New digital transactional platforms like bKash in Bangladesh, which has reached nearly a quarter of the country’s adult population of over 160 million in just over two years, offer convenient and vastly less expensive ways to make payments and transfer funds – and, what’s newest, a safer place to store value for hundreds of millions of households that current rely on the proverbial mattress. These services accommodate the meager and unpredictable cash flows of the poor, allowing them to transact affordably in tiny amounts.

Digital transactional platforms yield further benefits for financial inclusion by providing both a means to pay for additional financial services, such as interest-bearing savings, credit, insurance, and even investment products. They also generate data that financial providers can mine to target base-of-the-pyramid customers with tailored services and “digitally underwrite” financial products matched to their repayment capacity and specific financial needs.

The dramatic rate at which poor consumers are taking up products like the one-month, flat fee, M-Shwari consumer loans offered over the M-Pesa digital transactional platform in Kenya or the life insurance products marketed to purchasers of Tigo pre-paid airtime packages in Ghana to increase customer loyalty speaks volumes about demand. One million customers had taken an M-Shwari loan within 41 days of the product’s launch by the dominant Kenyan mobile network operator Safaricom and its joint venture partner Commercial Bank of Africa, catapulting the bank from a modestly sized corporate lender to one the largest retail players in Kenyan banking. Tigo’s Family Care life insurance product doubled the insurance market in Ghana in its first year of operation. With the advent of ever cheaper smartphones, the pace of change will only accelerate.
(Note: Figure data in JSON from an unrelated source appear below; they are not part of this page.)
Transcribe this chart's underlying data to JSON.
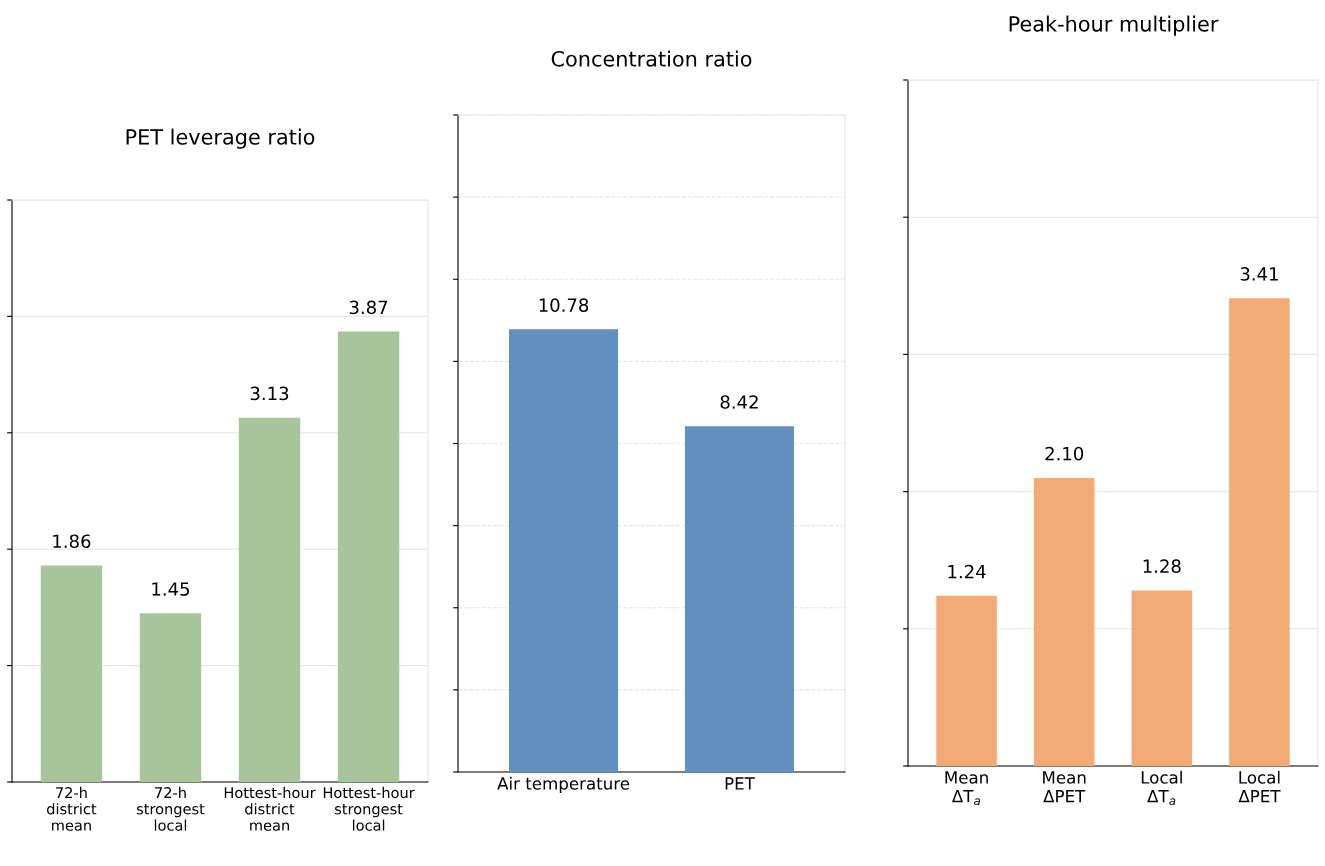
{
  "chart_data": [
    {
      "type": "bar",
      "title": "PET leverage ratio",
      "categories": [
        "72-h\ndistrict\nmean",
        "72-h\nstrongest\nlocal",
        "Hottest-hour\ndistrict\nmean",
        "Hottest-hour\nstrongest\nlocal"
      ],
      "values": [
        1.86,
        1.45,
        3.13,
        3.87
      ],
      "color": "#a6c59b",
      "data_labels": true,
      "ylim": [
        0,
        5
      ],
      "yticks": [
        {
          "value": 0,
          "label": null
        },
        {
          "value": 1,
          "label": null
        },
        {
          "value": 2,
          "label": null
        },
        {
          "value": 3,
          "label": null
        },
        {
          "value": 4,
          "label": null
        },
        {
          "value": 5,
          "label": null
        }
      ],
      "grid": "y",
      "tick_labels": "x"
    },
    {
      "type": "bar",
      "title": "Concentration ratio",
      "categories": [
        "Air temperature",
        "PET"
      ],
      "values": [
        10.78,
        8.42
      ],
      "color": "#6190c0",
      "data_labels": true,
      "ylim": [
        0,
        16
      ],
      "yticks": [
        {
          "value": 0,
          "label": null
        },
        {
          "value": 2,
          "label": null
        },
        {
          "value": 4,
          "label": null
        },
        {
          "value": 6,
          "label": null
        },
        {
          "value": 8,
          "label": null
        },
        {
          "value": 10,
          "label": null
        },
        {
          "value": 12,
          "label": null
        },
        {
          "value": 14,
          "label": null
        },
        {
          "value": 16,
          "label": null
        }
      ],
      "grid": "y",
      "line_style": "dashed",
      "tick_labels": "x"
    },
    {
      "type": "bar",
      "title": "Peak-hour multiplier",
      "categories": [
        "Mean\nΔT$_{a}$",
        "Mean\nΔPET",
        "Local\nΔT$_{a}$",
        "Local\nΔPET"
      ],
      "values": [
        1.24,
        2.1,
        1.28,
        3.41
      ],
      "value_labels": [
        "1.24",
        "2.10",
        "1.28",
        "3.41"
      ],
      "color": "#f4aa74",
      "ylim": [
        0,
        5
      ],
      "yticks": [
        {
          "value": 0,
          "label": null
        },
        {
          "value": 1,
          "label": null
        },
        {
          "value": 2,
          "label": null
        },
        {
          "value": 3,
          "label": null
        },
        {
          "value": 4,
          "label": null
        },
        {
          "value": 5,
          "label": null
        }
      ],
      "grid": "y",
      "tick_labels": "x"
    }
  ]
}
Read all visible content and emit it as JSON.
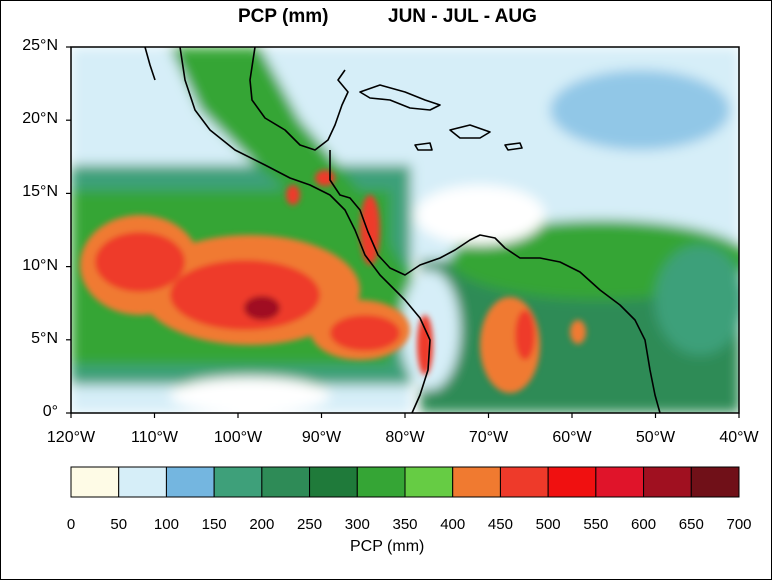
{
  "title": {
    "variable": "PCP (mm)",
    "season": "JUN - JUL - AUG"
  },
  "map": {
    "lat_range": [
      0,
      25
    ],
    "lon_range": [
      -120,
      -40
    ],
    "y_ticks": [
      {
        "value": 25,
        "label": "25°N"
      },
      {
        "value": 20,
        "label": "20°N"
      },
      {
        "value": 15,
        "label": "15°N"
      },
      {
        "value": 10,
        "label": "10°N"
      },
      {
        "value": 5,
        "label": "5°N"
      },
      {
        "value": 0,
        "label": "0°"
      }
    ],
    "x_ticks": [
      {
        "value": -120,
        "label": "120°W"
      },
      {
        "value": -110,
        "label": "110°W"
      },
      {
        "value": -100,
        "label": "100°W"
      },
      {
        "value": -90,
        "label": "90°W"
      },
      {
        "value": -80,
        "label": "80°W"
      },
      {
        "value": -70,
        "label": "70°W"
      },
      {
        "value": -60,
        "label": "60°W"
      },
      {
        "value": -50,
        "label": "50°W"
      },
      {
        "value": -40,
        "label": "40°W"
      }
    ]
  },
  "colorbar": {
    "title": "PCP (mm)",
    "levels": [
      "0",
      "50",
      "100",
      "150",
      "200",
      "250",
      "300",
      "350",
      "400",
      "450",
      "500",
      "550",
      "600",
      "650",
      "700"
    ],
    "colors": [
      "#fefbe6",
      "#d6eef8",
      "#74b6e0",
      "#3ea07a",
      "#2e8b57",
      "#1f7a3a",
      "#35a535",
      "#66cc44",
      "#f07a30",
      "#ee3a2a",
      "#f01010",
      "#e0142a",
      "#a01020",
      "#701018"
    ]
  },
  "shading_colors": {
    "ocean_light": "#d6eef8",
    "ocean_mid": "#74b6e0",
    "green_light": "#66cc44",
    "green_mid": "#35a535",
    "green_dark": "#2e8b57",
    "teal": "#3ea07a",
    "orange": "#f07a30",
    "red": "#ee3a2a",
    "red_deep": "#a01020",
    "maroon": "#701018"
  }
}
Policy makers, regulators, and supervisors in countries like these where digital financial inclusion expands exponentially see the financial inclusion promise clearly. Yet they pause at the fast changing risk picture. Digital financial inclusion is introducing new market participants and allocating roles and risks – both novel and well known – among them and the legacy players in new and sometimes unexpected ways.

Raising awareness of these dynamics was a primary motivation for the Second GPFI Conference on Standard-Setting Bodies and Financial Inclusion: Standard Setting in the Changing Landscape of Digital Financial Inclusion, hosted by the Financial Stability Institute at the Bank for International Settlements (BIS) in Basel, Switzerland, 30–31 October 2014. The video, which opened the event, sought to demonstrate to representatives of the GPFI and the six participating financial sector standard-setting bodies – the Basel Committee for Banking Supervision, the Committee on Payments and Market Infrastructures, the Financial Action Task Force, the International Association of Deposit Insurers, the International Association of Insurance Supervisors, and the International Organization of Securities Commissions – that they share a common interest in understanding the seismic implications of digital financial inclusion, including both the promise and the changing risks.

In welcoming participants to the groundbreaking gathering, Jaime Caruana, General Manager of the BIS was clear on this point: “The implications for standard-setting bodies of technology-enabled connectivity among retail customers are exciting, yet also cross-cutting. The discussions today and tomorrow are likely to highlight that banking and retail payments can no longer be seen as separate domains – nor are they the exclusive province of traditional players such as universal banks. The often specially tailored products in savings, credit, insurance and investment – even micro-pensions – that are already reaching low-income households via innovative digital transactional platforms pose new questions, and even challenges, to all the standard setters in the room.”